While a revaluation is plausible, we see a sale and revaluation as unlikely. There are several key obstacles. First, the IMF would probably need to get agreement from major gold producers such as Canada and South Africa, which in the past have opposed sales of gold by the IMF because this would be detrimental to the mining companies that are contributors to those countries’ economies. Second, the IMF would need to obtain an 85% favorable vote from its members before being able to revalue or sell any of its gold. The entire G7 represents only 45% of IMF votes, and as discussed below, it’s not even clear that all members of the G7 would be in favor of the IMF doing anything with its gold. The US holds a 17.3% share of the votes, but the US vote would be dependent on approval from both houses of Congress. Moreover, the US administration has already effectively given the thumbs down to any such plan: On February 4, just ahead of the G7 meetings in London, John Taylor, US Treasury Under Secretary, said: “We’re considering all options, but we’re not convinced of gold sales for dealing with debt issues.”
Little price impact when IMF last revalued or sold gold
Even if the IMF were to decide to revalue or sell part of its gold reserves, we don’t think that the price would necessarily suffer. Previous examples of IMF revaluation and sale did not drive the price lower.
Revaluation: In theory, a simple revaluation would not have any material effect on the price of gold. Basically, the IMF would be marking its positions to market, without a supply shock,[1]and we think it is likely to maintain this policy in future. In December 1999, the IMF began revaluing 12.9 million ounces (12%) of its total gold holdings in order to generate funding for the heavily indebted poor countries (HIPC) trust fund. This was a pure revaluation — the IMF did not sell any gold on the open market — and there was no discernible downward effect on the price of gold.

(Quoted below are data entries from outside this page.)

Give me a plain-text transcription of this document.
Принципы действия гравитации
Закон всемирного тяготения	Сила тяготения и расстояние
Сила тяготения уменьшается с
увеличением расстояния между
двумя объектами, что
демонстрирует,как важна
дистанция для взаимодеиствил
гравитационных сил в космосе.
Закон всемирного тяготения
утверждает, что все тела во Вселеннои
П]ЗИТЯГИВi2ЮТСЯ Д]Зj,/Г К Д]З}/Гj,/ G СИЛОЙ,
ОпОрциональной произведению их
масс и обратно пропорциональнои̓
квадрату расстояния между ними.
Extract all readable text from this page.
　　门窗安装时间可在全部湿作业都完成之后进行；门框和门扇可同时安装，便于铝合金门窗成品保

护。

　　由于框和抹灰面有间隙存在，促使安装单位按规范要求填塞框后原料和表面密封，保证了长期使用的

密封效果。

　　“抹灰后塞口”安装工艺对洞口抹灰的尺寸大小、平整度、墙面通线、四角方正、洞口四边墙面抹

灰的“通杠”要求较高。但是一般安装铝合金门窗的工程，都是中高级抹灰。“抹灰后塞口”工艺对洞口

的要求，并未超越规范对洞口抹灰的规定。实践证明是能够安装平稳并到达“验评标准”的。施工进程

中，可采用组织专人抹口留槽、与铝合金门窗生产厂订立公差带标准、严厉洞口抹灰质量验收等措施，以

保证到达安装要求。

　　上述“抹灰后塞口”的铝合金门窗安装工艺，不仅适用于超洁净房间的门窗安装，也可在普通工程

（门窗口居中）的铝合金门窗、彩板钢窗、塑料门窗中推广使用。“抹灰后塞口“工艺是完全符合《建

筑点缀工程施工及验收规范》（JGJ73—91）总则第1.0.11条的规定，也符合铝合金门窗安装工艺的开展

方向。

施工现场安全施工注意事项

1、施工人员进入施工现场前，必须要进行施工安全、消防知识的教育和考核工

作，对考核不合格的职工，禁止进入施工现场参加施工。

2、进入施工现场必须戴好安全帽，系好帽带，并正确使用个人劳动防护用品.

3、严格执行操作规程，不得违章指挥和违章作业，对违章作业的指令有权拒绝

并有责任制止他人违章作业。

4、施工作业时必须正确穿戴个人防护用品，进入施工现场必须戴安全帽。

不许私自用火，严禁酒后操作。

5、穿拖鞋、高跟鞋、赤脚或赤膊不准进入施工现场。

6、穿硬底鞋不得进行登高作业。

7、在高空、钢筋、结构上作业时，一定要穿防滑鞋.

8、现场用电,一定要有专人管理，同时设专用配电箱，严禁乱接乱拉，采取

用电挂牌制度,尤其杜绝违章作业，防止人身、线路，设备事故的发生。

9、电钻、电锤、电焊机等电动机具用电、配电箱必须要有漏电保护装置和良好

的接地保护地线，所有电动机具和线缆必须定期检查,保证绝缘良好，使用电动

Sale: Under the gold sale scenario, there is a theoretical possibility that the price of gold could decline, but in the past this has not happened. Between 1976 and 1980, the IMF sold (but did not revalue) 23.5 mn oz of its gold in a series of pre-announced auctions. In this case, there was no decline in price, because the IMF had given clear signals to the market about its intentions, and scrupulously observed its own auction timetable.
Who is selling this year?
A number of signatories to the second Central Bank Gold Agreement are on track to sell gold in 2005. France intends to sell 500–600 tonnes over the course of the five-year agreement. Switzerland, which sold the most tonnage under the previous Central Bank Gold Agreement, has already announced intentions to sell a further 130 tonnes before April this year. By contrast, Argentina has been an active buyer of gold throughout the year, picking up almost 55 tonnes in 2004 as it rebuilds its reserves.
Speculators in the gold market have long been concerned about the prospect of central bank selling. In June 1997, the Reserve Bank of Australia quietly sold 167 metric tons of its gold reserves (equal to about AUD 2 billion), prompting knock-on declines in the gold price to 11-year lows when market participants became concerned that other central banks might follow the same path.
Exchange rate effects
Over the years, it has often been suggested that the price of gold affects the value of the USD. However, the available econometric evidence seems to suggest that, if anything, the USD influences gold prices and not vice versa. We note that gold prices have dropped far more than the EUR/USD exchange rate in the last two weeks, which we think is an indication that gold prices are mainly being driven by gold-specific factors currently. Moreover, the 1997 sale of gold by the RBA caused the gold price to fall temporarily, but FX market participants didn’t consider that this action should have much effect on the value of the AUD. Instead, the FX markets were more concerned about the possibility that the RBA would cut interest rates, and this was the reason for the weakening of the AUD/USD rate.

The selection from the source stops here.